Burada ben erkeğin erkek gibi değil kız gibi davranması kokusu alıyorum. Örneğin belki adam kız konuşmayalım dediğinde sakince kabul etti ama kız onu görmeye geldiğinde duygusallaşıp kız gibi davrandı? Zira adam kabul edip hayatına baktığında (maskülen davrandığında) kızın cinsel çekimi artmıştır (bir ilgili), bunun üzerine adamla görüşmeye gittiğinde adam duygusal ya da kızdan ilgili ya da soğuk (bağlamına bakar ama genelde zayıflık göstergesidir) (feminen) davranmıştır ve kızın cinsel arzusunu azaltır.

Yukarıda yazdığım şey muhtemel ama tahmin. Fakat birlikte olup sonra uzaklaşan kıza ertesi gün mesaj atarak, kızın peşine düşmüş. Ne yazdığından bağımsız bu. Ve büyük hata! Adamı görmeye gelip konuştuğunda, erkek kızın kendisine bir daha ulaşmasını beklemeliydi. Pat diye umutlanıp hemen ertesi günü mesaj atmak, ne yazarsa yazsın, beta erkek hareketidir. Maskülen bir erkek kızın bir veya iki kere daha iletişim başlatmasını bekler. Ortalama bir kız o mesajı aldı mı erkeğin beta olduğunu anlar.

Burada bu siteyi bilmeyen beta avanak gibi “ya bu kız dengesiz” diye düşüneceğine kız shit test atıyor diye düşüneceksin.
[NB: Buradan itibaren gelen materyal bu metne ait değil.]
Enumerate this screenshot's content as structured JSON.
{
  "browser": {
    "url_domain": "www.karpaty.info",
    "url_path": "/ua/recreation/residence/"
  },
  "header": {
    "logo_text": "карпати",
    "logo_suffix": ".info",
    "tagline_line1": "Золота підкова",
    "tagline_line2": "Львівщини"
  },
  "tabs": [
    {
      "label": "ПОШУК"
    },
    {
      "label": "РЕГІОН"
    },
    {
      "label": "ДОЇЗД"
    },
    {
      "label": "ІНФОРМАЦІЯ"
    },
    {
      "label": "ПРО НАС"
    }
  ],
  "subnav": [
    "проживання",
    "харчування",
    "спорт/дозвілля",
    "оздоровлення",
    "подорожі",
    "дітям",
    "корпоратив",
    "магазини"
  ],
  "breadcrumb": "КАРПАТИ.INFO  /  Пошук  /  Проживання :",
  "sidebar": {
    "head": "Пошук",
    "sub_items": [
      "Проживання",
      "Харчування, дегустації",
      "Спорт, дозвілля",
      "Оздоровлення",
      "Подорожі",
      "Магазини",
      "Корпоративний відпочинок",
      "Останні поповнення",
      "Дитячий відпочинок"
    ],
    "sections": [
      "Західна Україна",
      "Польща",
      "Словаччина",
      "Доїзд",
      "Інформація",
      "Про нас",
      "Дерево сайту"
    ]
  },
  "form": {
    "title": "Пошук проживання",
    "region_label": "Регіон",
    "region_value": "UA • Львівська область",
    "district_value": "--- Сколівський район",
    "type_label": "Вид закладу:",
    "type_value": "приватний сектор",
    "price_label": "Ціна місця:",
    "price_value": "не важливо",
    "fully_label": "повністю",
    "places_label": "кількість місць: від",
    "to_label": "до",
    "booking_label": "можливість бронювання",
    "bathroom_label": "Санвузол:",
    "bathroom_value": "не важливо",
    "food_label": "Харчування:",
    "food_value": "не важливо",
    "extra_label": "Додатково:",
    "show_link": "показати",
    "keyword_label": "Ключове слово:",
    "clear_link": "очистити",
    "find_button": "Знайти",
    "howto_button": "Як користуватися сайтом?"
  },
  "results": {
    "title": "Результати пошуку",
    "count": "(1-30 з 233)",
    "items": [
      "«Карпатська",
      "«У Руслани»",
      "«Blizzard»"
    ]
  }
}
Zayıflık gösterip ilk kuyruk salladığında peşine takılıp ertesi gün mesaj atmışsın. Kızın gözünde düşük rütbeli imajını tazelemişsin. Shit test atacak tabii. O 15 saat boyunca gerçek bir erkek, kadın dönene kadar bir daha tek mesaj atmaz, düşük rütbeli avanak ise bir süre sonra dayanamaz sinirli sinirli ya da güya merak ettim tadında muhtaç mesajlar atmaya başlar. Kızın elinde senin duygusal gücünü test eden bir araç var, kullanmaması hata.

Ayrıca günde max. 4 mesajımız var ve hiçte üstüne düşmüyorum. Sinirlenmiyorum.
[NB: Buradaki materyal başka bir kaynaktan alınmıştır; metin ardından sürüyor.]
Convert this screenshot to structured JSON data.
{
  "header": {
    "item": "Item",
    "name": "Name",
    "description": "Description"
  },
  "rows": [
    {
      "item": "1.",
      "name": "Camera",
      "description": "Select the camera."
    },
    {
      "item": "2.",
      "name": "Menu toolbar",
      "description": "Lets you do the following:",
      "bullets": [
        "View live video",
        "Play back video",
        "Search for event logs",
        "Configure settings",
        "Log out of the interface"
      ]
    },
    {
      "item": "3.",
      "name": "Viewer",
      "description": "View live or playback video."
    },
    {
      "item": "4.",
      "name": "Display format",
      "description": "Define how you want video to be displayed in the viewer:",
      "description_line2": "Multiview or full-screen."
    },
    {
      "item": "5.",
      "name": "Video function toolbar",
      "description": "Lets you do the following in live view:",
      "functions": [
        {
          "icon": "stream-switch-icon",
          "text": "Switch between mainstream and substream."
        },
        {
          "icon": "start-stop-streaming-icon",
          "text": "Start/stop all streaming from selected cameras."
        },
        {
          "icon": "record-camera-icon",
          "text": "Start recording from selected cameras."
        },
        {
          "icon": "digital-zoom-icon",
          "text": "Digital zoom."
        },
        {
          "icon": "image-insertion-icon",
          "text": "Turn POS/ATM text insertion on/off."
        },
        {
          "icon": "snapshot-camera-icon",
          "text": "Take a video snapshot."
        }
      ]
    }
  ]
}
Snirlenmemen iyi ve zaten sen kızın neyi oluyorsun ki sinirleneceksin değil mi? Kızdan önce ilişki istediğinden sinirlenirsin ancak. Ama böyle gel git yaşayan kızla günde 4 mesajlaşma YAPILMAZ. Opsiyonları olan, kendi hayatına odaklanan bir erkek, yani değerli bir erkek, bunu yapmaz.
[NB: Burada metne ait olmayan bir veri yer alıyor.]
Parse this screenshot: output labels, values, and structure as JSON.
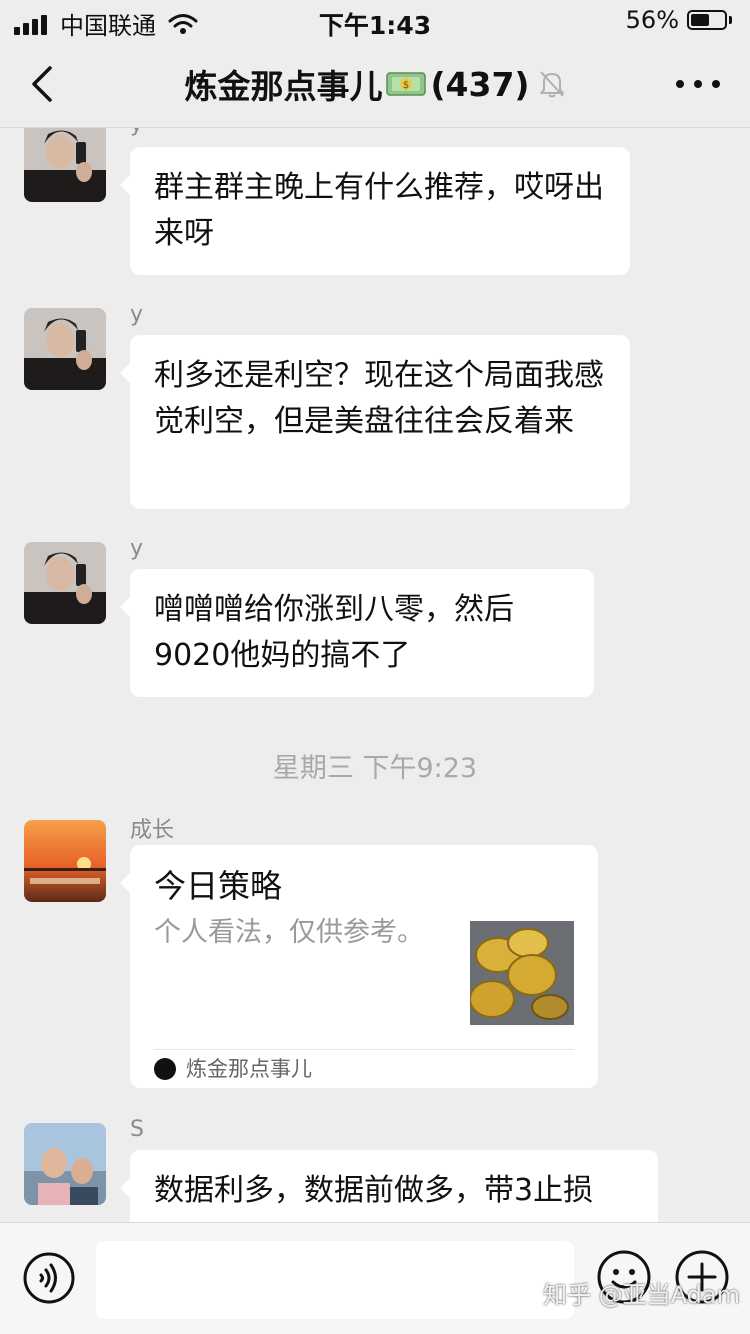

Eğer o sana ulaşıyorsa, ki o ulaşmazsa sen yazmayağın için o sana ulaşıyor, iki mesajlaş ve neşeli davran ve sonra buluşmaya çağır.

Bir kaç daha yoklarım ekerse NEXT.

Hala kıza ulaşırım sonra ekerse NEXTlerim diyorsun ve bunu karizmatik bir şey sanıyorsun. Dediğin şey şu: Kıza gider ne kadar muhtaç bir erkek olduğumu tekrar gösteririm ekerse (ki ekecek) NEXT.

NEXT bir araç, neden kıza beta olduğunu göstererek kullanıyorsun? Zira kıza ne gösterdiğini siktir et, “kıza ulaşır ekerse NEXTLersen” kendi ruhuna ne kadar opsiyonsuz bir beta olduğunuz söylüyor ve işliyorsun.

KIZA ULAŞMAYACAKSIN! O sana ulaşacak. İlk 3 – 4 kere o başlatacak. Gerçek bir erkek ol ve kız madem arafta, kalsın orada. Fikri değişirse gelir ben de müsaitsem seks yaparız! Bunu tabii kendine söyle, kıza değil. Kafanın bir köşesinde kızla sevgili ilişkisi isteği ile kızın peşinde koşuyorsun. Ertesi gün mesaj = kızın peşinde koşmak. 15 saati beklemeden kıza yine mesaj attı isen = kızın peşinde koşmak. Hergün mesajlaşma ve hele de sen başlatıyorsan = kızın peşinde koşma. Bir kaç kere yoklama = kızın peşinde koşma.

Uzaktan ya da yakından Alfa adam bunu yapar mı? Yapmaz. Dibinden Beta yapar.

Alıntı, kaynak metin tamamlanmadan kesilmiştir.